As his wife, I too am stuck and our marriage is being tested on every level.


  1. sweet says

    You are doing an incredible job, sounds like, of just understanding him and loving him through this time. A+++ for that. Having someone who loves you and understands you is priceless in this life. No money can buy you that. You are right about feeling almost worthless if you don’t have it all figured out during every hour, minute, second of your life. It is so unfair for no other reason than it is impossible! But here is where grace comes in…sometimes we are given people in our lives who will love us a “whole” people through all our twists, turns, ups, downs as we move along our journey. You two are that for each other. Not like so many other relationships were they watch (and judge) each others every move like the stock market, ready to sell you off or trade you the very second it looks like you’be become a shaky investment. Kudos to you two for being real people to and for each other. I pray to have that some day soon.

    • Presious says

      For me personally, I have tried marriage one time. From my family history, as a teenager, I said I would never get married. However, I wanted children. When my now “ex” proposed to me, I literally beat him up all the way out the door as he yelled, “I’m gonna change your mind!” Nine months later, I did accept his second proposal because he was soooo sweet. After 10 and a half years, we were divorced with four beautiful children and now a 3 year old grandson. We look back now and laugh about it. I vowed never to marry again. He married again and has been for I believe 10 years now. She’s very nice and yes, we get a long fine. I occasionally still attend family holiday gatherings.

      In short, I think both partners should be equally yoked as the bible says. It seems it causes problems not only for the parnters but especially for the children. Religion is a very serious matter. If your parnter is not of the same religion, seems it may cause you to doubt your own religion. No one should ever doubt God….provided He is your belief.

      Should your partner not be a believer in the same religion (or vise versa), stand strong in your belief. God, in my opinion, is bigger than anything. He is the creator of all. Science would not be science without God. We would not exist, the earth, space, stars, anything would not exist without God “first”.
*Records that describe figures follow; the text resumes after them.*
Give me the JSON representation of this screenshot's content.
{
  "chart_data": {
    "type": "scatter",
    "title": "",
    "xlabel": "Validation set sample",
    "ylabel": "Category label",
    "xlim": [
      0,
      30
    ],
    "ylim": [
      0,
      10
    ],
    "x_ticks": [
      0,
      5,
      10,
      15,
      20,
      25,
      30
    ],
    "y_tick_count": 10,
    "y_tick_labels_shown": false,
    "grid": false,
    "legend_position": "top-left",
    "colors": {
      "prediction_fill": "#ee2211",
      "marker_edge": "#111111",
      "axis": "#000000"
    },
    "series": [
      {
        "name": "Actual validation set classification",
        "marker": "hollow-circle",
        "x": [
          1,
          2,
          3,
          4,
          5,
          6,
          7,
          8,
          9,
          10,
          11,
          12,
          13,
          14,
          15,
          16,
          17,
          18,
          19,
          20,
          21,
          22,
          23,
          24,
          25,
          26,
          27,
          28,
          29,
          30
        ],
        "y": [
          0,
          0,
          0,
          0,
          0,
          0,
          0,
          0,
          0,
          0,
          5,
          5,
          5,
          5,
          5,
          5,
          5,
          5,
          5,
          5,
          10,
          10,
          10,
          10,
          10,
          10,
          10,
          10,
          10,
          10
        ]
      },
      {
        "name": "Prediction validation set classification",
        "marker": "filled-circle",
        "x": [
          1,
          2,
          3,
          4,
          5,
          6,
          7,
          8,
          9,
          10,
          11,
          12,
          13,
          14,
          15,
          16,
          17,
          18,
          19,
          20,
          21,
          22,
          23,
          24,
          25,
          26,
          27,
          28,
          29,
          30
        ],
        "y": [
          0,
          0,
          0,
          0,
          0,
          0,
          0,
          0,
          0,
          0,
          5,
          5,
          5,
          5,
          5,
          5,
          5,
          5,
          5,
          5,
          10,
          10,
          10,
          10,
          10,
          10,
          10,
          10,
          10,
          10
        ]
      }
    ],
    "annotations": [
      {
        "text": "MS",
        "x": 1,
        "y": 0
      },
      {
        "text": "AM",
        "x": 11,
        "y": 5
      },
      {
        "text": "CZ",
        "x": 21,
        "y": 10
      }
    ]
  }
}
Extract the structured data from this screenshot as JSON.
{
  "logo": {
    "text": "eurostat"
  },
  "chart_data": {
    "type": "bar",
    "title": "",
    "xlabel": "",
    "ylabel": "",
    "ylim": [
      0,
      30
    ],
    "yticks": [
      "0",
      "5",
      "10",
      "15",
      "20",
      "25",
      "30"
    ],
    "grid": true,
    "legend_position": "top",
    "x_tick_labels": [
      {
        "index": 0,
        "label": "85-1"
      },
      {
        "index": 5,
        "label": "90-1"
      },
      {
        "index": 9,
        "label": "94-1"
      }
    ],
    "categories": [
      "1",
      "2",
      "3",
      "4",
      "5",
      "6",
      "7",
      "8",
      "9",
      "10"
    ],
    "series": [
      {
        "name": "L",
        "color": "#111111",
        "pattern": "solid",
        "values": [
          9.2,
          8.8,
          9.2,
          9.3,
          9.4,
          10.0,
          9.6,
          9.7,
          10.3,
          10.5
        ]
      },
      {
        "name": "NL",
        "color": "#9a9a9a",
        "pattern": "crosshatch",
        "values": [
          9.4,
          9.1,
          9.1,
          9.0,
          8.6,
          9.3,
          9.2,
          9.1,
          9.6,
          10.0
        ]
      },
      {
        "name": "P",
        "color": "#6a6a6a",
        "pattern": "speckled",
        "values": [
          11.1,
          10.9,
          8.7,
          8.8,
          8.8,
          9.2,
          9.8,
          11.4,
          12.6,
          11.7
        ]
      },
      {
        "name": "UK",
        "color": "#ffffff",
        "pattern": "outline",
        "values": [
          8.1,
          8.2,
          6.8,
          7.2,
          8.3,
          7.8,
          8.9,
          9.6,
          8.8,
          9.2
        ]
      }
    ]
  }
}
      Perhaps you can be an example to your husband by remaining steadfast in your belief. Don’t judge him or put him down. Just accept and especially pray for him. God knows your heart and his heart. Amazing things happen when we pray.

      Take care.

      We are

  2. elissapr says

    Wow. This is heavy duty, mama.

    There is nothing worse than living with a man whose career is in doubt. For men, in my POV, “You are what, what you do.” So much of their self-worth is measured on that premise. And? There’s nothing you can do until he figures it out for himself. The test will be how much and how long can you actually live like this?